Chronic kidney failure occurs not when a dog's kidneys cease to function, but when they cease to do their job during that function. As the body's filters, healthy kidneys filter the blood, moving toxins and waste fluid into the bladder, and putting clean blood back into circulation. When they fail to do this, a dog experiences kidney failure. Kidney failure is fatal, and displays some serious symptoms toward the end.
Fatigue and Depression
One of the kidney's functions is to release erythropoietin, which signals the body to make and release red blood cells. Red blood cells ferry oxygen from the lungs to the cells of the body. A dog with damaged or failing kidneys therefore starves for oxygen, as its red blood cell count goes down. The result, in advanced kidney failure, is fatigue, depression and lethargy.
Vomiting and Anorexia
This lethargy is exacerbated by a dog's inability to eat during advanced kidney disease. Because the kidneys have stopped filtering blood, the dog's bloodstream is flooded with toxins.
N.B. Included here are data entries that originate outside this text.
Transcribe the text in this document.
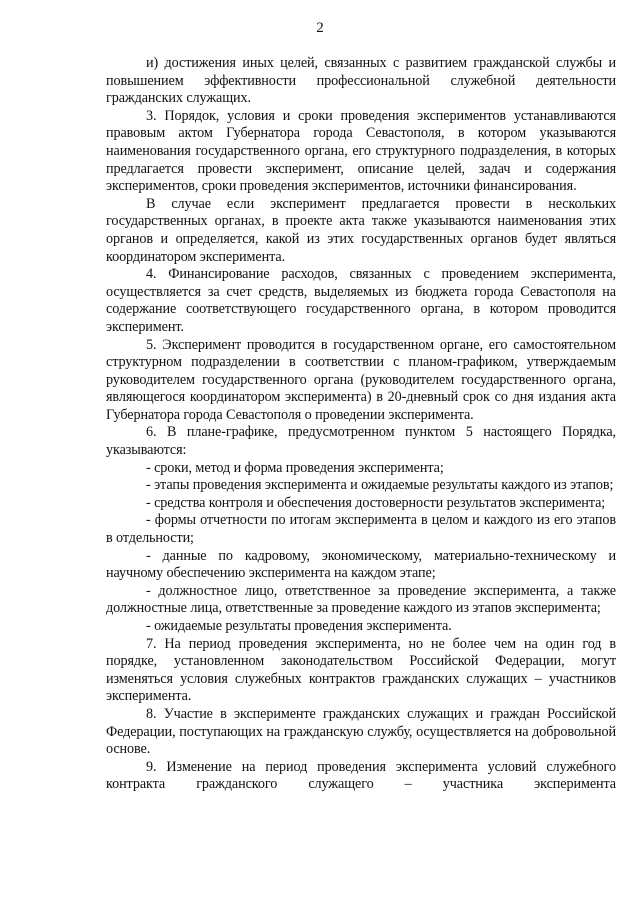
2

и) достижения иных целей, связанных с развитием гражданской службы и повышением эффективности профессиональной служебной деятельности гражданских служащих.

3. Порядок, условия и сроки проведения экспериментов устанавливаются правовым актом Губернатора города Севастополя, в котором указываются наименования государственного органа, его структурного подразделения, в которых предлагается провести эксперимент, описание целей, задач и содержания экспериментов, сроки проведения экспериментов, источники финансирования.

В случае если эксперимент предлагается провести в нескольких государственных органах, в проекте акта также указываются наименования этих органов и определяется, какой из этих государственных органов будет являться координатором эксперимента.

4. Финансирование расходов, связанных с проведением эксперимента, осуществляется за счет средств, выделяемых из бюджета города Севастополя на содержание соответствующего государственного органа, в котором проводится эксперимент.

5. Эксперимент проводится в государственном органе, его самостоятельном структурном подразделении в соответствии с планом-графиком, утверждаемым руководителем государственного органа (руководителем государственного органа, являющегося координатором эксперимента) в 20-дневный срок со дня издания акта Губернатора города Севастополя о проведении эксперимента.

6. В плане-графике, предусмотренном пунктом 5 настоящего Порядка, указываются:

- сроки, метод и форма проведения эксперимента;

- этапы проведения эксперимента и ожидаемые результаты каждого из этапов;

- средства контроля и обеспечения достоверности результатов эксперимента;

- формы отчетности по итогам эксперимента в целом и каждого из его этапов в отдельности;

- данные по кадровому, экономическому, материально-техническому и научному обеспечению эксперимента на каждом этапе;

- должностное лицо, ответственное за проведение эксперимента, а также должностные лица, ответственные за проведение каждого из этапов эксперимента;

- ожидаемые результаты проведения эксперимента.

7. На период проведения эксперимента, но не более чем на один год в порядке, установленном законодательством Российской Федерации, могут изменяться условия служебных контрактов гражданских служащих – участников эксперимента.

8. Участие в эксперименте гражданских служащих и граждан Российской Федерации, поступающих на гражданскую службу, осуществляется на добровольной основе.

9. Изменение на период проведения эксперимента условий служебного контракта гражданского служащего – участника эксперимента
These toxins make it impossible for the dog's digestive system to work, so it begins to reject food. Vomiting quickly leads to anorexia, as a dog's body accepts the inability to process food, and hence to weight loss.
Swelling of Abdomen
Despite this weight loss, a dog with kidney failure begins to take on a pot-bellied appearance. As its kidneys move into the final stages of failure, and continue to fail in their filtration duties, they retain the fluid that they should be sending to the bladder. They become swollen and painful. Anorexia, accompanied by swollen kidneys, signifies that kidney disease has reached its end point and is untreatable.